Recebi de um amigo a seguinte missiva eletrônica:

 

Osório, outro dia te falei rapidamente da morte de Osório, goleiro do Capelense, que se tornou um verdadeiro herói.

Não lembro dos fatos, pois na época tinha um pouco mais que dois anos de idade e morava na Fazenda Boa Vista, município de Capela, situada a cerca de 15 Km dos fatos. Tomei conhecimento posteriormente, quando fui residir em Capela e passei a me interessar por futebol.

Esta semana recebi de meu irmão o texto abaixo e a fotografia em anexo, que repasso para que você conheça da história de um herói que fascinava a todas as crianças de Capela (especialmente a mim), que religiosamente acendiam velas e faziam orações em seu túmulo no Dia de Finados.

Um grande abraço, Domingos Sávio Tenório de Amorim”.

 

Histórias do futebol Capelense

 

A foto é de 1958, e mostra milhares de pessoas acompanhando o enterro do goleiro Osório, grande destaque da equipe do Capelense na década de 50. Ele faleceu em decorrência de uma disputa de bola em um jogo amistoso no Estádio Manoel Moreira.

Saiba como foi:

"Em 28 de setembro de 1958 aconteceu um dos mais lamentáveis fatos já ocorridos no futebol alagoano. Era um domingo, o estádio Manoel Moreira na cidade de Capela estava lotado para assistir ao amistoso entre o Capelense e um combinado de clubes de Maceió, formado por jogadores do Ferroviário, CRB e Auto Esporte. Aos 32 minutos do 1º tempo o jogador Botinha dos visitantes lançou para o atacante Barra, a bola ficou entre ele e o goleiro Osório, no momento que Barra desferiu o chute Osório jogou-se contra os pés do mesmo, ambos caíram, Barra logo se levantou, Osório porém permaneceu caído no gramado.

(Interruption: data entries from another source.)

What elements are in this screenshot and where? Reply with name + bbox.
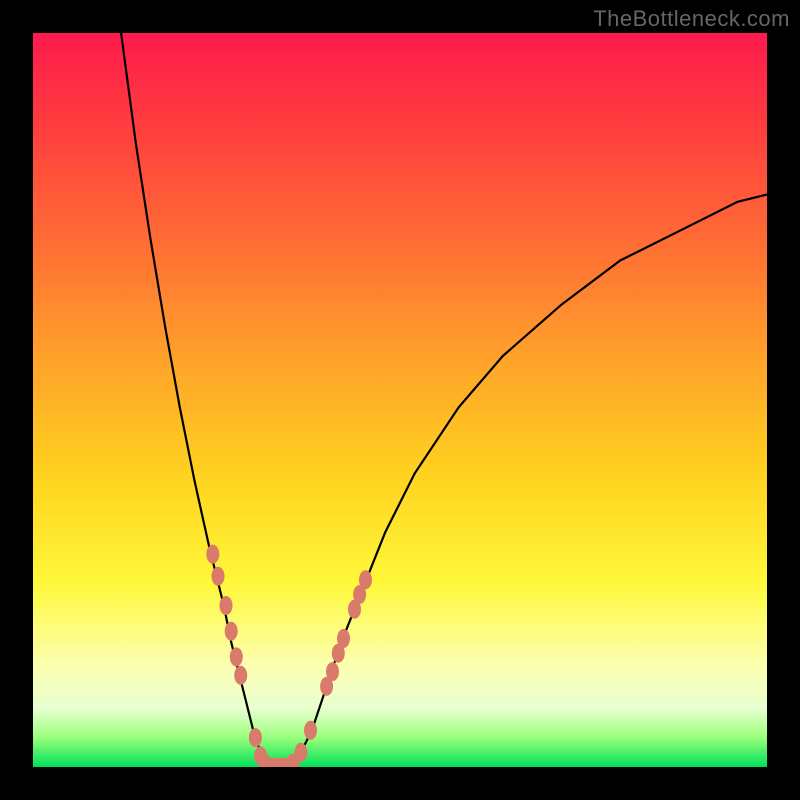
data-marker <box>220 596 233 615</box>
data-marker <box>359 570 372 589</box>
data-marker <box>304 721 317 740</box>
data-marker <box>230 647 243 666</box>
bottleneck-curve <box>121 33 767 767</box>
chart-frame: TheBottleneck.com <box>0 0 800 800</box>
data-marker <box>337 629 350 648</box>
data-marker <box>249 728 262 747</box>
data-marker <box>294 743 307 762</box>
data-marker <box>212 567 225 586</box>
plot-area <box>33 33 767 767</box>
data-marker <box>225 622 238 641</box>
data-marker <box>326 662 339 681</box>
watermark-text: TheBottleneck.com <box>593 6 790 32</box>
curve-svg <box>33 33 767 767</box>
data-marker <box>206 545 219 564</box>
marker-group <box>206 545 372 767</box>
data-marker <box>234 666 247 685</box>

O goleiro foi atendido pelo médico João Toledo.

Osório foi levado para sua casa que ficava ao lado do estádio para melhor ser examinado, o jogo prosseguiu normalmente, entretanto por volta dos 20 minutos do 2º tempo chegava a noticia de sua morte. O jogo foi suspenso, jogadores, policiais e torcida correram todos para a residência do goleiro, ninguém queria acreditar que tal fato fosse verdade, Osório era um ídolo na cidade, mas o fato estava consumado, o futebol alagoano perdia de forma trágica seu melhor goleiro.

De repente em Capela, tudo se transformou, a tarde ficou triste e a noite, mesmo com um luar encantador era estranha para a população que chorava a morte de seu ídolo, responsável direto pela fama do Capelense naquela época, poucos clubes aceitavam um convite para um amistoso na cidade de Capela, por isso preferiam formar combinados para encarar o alvirrubro dos canaviais.

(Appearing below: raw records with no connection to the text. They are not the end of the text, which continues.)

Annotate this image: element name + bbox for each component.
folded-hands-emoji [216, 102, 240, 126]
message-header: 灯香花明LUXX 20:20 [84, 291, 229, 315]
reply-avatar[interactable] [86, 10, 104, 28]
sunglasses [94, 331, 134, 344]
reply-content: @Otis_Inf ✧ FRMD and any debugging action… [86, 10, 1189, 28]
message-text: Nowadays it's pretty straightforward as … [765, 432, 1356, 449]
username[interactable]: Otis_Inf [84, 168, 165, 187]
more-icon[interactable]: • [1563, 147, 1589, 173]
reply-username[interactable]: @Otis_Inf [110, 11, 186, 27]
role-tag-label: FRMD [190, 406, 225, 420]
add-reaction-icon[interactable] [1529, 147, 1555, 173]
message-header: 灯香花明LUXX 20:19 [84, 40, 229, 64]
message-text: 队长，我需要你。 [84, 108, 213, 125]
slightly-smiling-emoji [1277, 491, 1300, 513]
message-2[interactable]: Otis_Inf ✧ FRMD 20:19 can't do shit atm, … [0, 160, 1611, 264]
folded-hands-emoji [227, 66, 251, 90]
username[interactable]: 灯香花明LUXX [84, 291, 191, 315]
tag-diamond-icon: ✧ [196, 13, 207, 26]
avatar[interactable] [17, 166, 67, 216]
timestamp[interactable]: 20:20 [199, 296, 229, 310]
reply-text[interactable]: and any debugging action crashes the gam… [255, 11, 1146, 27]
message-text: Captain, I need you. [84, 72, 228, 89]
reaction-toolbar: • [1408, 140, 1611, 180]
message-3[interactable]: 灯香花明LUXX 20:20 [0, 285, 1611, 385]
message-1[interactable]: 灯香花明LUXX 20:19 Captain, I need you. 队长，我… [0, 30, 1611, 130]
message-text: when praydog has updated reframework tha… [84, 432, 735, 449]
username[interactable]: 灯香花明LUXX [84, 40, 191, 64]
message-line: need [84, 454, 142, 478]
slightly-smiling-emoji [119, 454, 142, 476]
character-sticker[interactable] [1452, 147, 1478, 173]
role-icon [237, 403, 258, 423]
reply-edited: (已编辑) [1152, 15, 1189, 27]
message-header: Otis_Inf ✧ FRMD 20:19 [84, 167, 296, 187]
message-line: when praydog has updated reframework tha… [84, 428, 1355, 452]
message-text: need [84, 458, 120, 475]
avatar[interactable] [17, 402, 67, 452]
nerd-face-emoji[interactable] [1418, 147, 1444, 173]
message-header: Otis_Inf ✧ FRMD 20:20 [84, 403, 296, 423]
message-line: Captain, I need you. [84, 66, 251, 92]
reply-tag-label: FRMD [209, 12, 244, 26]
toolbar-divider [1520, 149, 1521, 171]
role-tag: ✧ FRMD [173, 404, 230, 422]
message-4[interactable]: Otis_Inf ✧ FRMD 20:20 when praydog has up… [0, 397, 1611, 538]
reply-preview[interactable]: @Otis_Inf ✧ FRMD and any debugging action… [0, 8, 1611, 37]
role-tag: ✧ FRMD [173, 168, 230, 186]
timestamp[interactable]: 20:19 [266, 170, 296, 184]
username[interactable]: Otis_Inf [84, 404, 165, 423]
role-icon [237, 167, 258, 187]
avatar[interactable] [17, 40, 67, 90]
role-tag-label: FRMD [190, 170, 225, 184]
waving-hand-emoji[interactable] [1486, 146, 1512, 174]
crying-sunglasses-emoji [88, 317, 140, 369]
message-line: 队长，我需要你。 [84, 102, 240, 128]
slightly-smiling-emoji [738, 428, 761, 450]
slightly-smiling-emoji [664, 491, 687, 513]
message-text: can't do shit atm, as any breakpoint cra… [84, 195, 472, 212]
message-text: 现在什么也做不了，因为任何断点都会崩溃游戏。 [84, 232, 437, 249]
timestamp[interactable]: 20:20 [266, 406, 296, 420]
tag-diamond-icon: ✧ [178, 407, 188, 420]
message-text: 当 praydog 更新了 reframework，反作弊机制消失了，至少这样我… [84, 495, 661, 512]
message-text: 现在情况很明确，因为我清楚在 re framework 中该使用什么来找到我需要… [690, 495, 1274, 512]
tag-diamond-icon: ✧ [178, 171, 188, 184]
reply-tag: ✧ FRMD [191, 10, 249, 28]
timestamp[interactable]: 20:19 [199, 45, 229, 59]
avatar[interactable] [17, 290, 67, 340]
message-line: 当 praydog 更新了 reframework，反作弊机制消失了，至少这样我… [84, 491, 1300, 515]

Osório havia nascido em 31/08/1935, tinha 23 anos.

O velório aconteceu no dia seguinte, 29 de setembro de 1958 a torcida do Capelense chorava ao ver sendo enterrado o herói que tantas vezes com seus voos acrobáticos evitou que a meta do galo dos canaviais fosse vazada.

O fatídico jogo do dia 28 de setembro de 1958, teve a seguinte ficha técnica:

Capelense 4×0 Combinado Ferroviário-Auto Esporte–C.R.B.

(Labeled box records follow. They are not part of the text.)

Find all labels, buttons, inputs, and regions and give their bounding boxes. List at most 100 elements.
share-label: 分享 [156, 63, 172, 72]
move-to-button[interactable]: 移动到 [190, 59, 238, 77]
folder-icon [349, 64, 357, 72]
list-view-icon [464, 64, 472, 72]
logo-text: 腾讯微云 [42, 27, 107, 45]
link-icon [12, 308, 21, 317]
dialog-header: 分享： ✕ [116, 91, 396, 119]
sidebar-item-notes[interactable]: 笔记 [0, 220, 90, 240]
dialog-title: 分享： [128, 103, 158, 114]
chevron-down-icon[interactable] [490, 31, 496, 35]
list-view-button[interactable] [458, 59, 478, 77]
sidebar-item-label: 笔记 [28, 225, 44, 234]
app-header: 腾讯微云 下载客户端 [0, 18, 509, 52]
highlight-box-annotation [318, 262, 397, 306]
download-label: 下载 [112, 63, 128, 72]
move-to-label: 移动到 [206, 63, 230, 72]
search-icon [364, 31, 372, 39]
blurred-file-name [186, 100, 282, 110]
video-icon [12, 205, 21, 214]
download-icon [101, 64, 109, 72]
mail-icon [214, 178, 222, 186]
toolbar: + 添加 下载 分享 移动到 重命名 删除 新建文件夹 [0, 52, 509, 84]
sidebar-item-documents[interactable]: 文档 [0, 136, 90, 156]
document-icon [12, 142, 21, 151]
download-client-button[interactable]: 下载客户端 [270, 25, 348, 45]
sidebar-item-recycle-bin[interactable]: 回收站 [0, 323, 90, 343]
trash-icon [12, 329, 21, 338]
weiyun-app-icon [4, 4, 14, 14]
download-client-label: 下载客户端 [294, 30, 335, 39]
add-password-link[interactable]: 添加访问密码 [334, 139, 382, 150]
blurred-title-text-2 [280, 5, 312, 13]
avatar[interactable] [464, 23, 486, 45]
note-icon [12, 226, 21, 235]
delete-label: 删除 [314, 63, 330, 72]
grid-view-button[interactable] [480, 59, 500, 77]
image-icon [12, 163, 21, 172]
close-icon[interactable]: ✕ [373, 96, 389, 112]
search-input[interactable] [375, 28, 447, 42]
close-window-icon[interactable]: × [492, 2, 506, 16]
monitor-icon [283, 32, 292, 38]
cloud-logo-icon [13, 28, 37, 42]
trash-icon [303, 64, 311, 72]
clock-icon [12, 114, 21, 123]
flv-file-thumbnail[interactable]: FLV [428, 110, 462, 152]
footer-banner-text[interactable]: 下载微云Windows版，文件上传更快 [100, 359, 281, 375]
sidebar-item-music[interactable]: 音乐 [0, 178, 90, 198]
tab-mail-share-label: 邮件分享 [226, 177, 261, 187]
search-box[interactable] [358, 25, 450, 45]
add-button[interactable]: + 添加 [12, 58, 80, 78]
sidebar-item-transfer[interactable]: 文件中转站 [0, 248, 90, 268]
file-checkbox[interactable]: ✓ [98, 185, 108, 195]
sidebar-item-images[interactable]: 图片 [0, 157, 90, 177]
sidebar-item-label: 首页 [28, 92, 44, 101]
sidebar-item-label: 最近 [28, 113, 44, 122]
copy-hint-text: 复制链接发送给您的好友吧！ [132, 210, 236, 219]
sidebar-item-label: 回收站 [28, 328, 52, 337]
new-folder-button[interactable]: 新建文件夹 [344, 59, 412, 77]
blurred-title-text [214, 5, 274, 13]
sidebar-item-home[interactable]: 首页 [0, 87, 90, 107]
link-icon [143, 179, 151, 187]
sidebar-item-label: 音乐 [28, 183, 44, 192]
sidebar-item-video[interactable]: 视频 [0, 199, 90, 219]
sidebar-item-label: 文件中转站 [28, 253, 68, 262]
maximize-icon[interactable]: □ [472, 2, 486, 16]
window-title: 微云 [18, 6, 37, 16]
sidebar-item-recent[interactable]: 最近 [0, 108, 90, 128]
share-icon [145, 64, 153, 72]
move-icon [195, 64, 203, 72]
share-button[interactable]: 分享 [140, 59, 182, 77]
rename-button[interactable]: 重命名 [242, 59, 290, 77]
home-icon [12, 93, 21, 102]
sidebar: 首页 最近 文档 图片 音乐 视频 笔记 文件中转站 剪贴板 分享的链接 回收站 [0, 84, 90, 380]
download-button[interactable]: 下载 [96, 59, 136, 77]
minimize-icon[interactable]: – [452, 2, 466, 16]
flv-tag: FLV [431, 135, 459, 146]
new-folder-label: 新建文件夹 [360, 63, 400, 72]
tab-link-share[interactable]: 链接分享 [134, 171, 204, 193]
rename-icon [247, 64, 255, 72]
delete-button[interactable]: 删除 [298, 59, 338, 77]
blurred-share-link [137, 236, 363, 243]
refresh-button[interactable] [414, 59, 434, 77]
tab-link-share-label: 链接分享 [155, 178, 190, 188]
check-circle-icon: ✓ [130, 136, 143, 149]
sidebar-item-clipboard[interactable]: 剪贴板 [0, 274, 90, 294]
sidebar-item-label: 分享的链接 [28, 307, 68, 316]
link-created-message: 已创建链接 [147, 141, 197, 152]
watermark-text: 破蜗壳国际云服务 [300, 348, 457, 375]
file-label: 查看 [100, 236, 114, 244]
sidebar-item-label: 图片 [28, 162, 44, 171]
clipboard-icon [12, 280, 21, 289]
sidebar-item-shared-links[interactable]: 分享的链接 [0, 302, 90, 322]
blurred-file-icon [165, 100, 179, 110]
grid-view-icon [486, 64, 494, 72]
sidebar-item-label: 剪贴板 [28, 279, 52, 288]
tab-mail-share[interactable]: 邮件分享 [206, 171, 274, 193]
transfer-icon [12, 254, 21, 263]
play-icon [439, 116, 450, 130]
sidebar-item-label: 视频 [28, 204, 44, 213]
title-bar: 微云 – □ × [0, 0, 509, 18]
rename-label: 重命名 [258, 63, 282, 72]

Árbitro – Valdomiro Breda.

Gols: Mário, Bernadino, Geofonso e Jório.

Capelense – Osório (Zacarias), Mauro e Orizon. Dorival, Jório e Piolho. Valdir (Messias), Bernadino, Geofonso, Moacir e Mário.

Combinado de Maceió – Caliça (Nazário) Humaitá e Aldo. Noé, Zanélio (Dirson) e Marreco. Pelado (Botinha), Barra, Milton, Marcelo e Batista (Levino).

A base do time foi mantida e no ano seguinte o Capelense conquistou o título de campeão alagoano de 1959, um título dedicado ao grande Osório, o maior goleiro que já defendeu o galo dos canaviais e que deu a vida para evitar que seu time sofresse um gol”.

 

Espero ter mais sorte que o meu homônimo! Aliás, já tive, pois estou com 53!

Coincidência: ele morreu no mês em que nasci, juntamente com a primavera e o verso de Drummond!

Grato, amigo Domingos Sávio Tenório de Amorim pela bela, embora triste, história! São por narrativas como esta que a memória de Osório, certamente, ainda durará muito, eu, particularmente, espero que para sempre.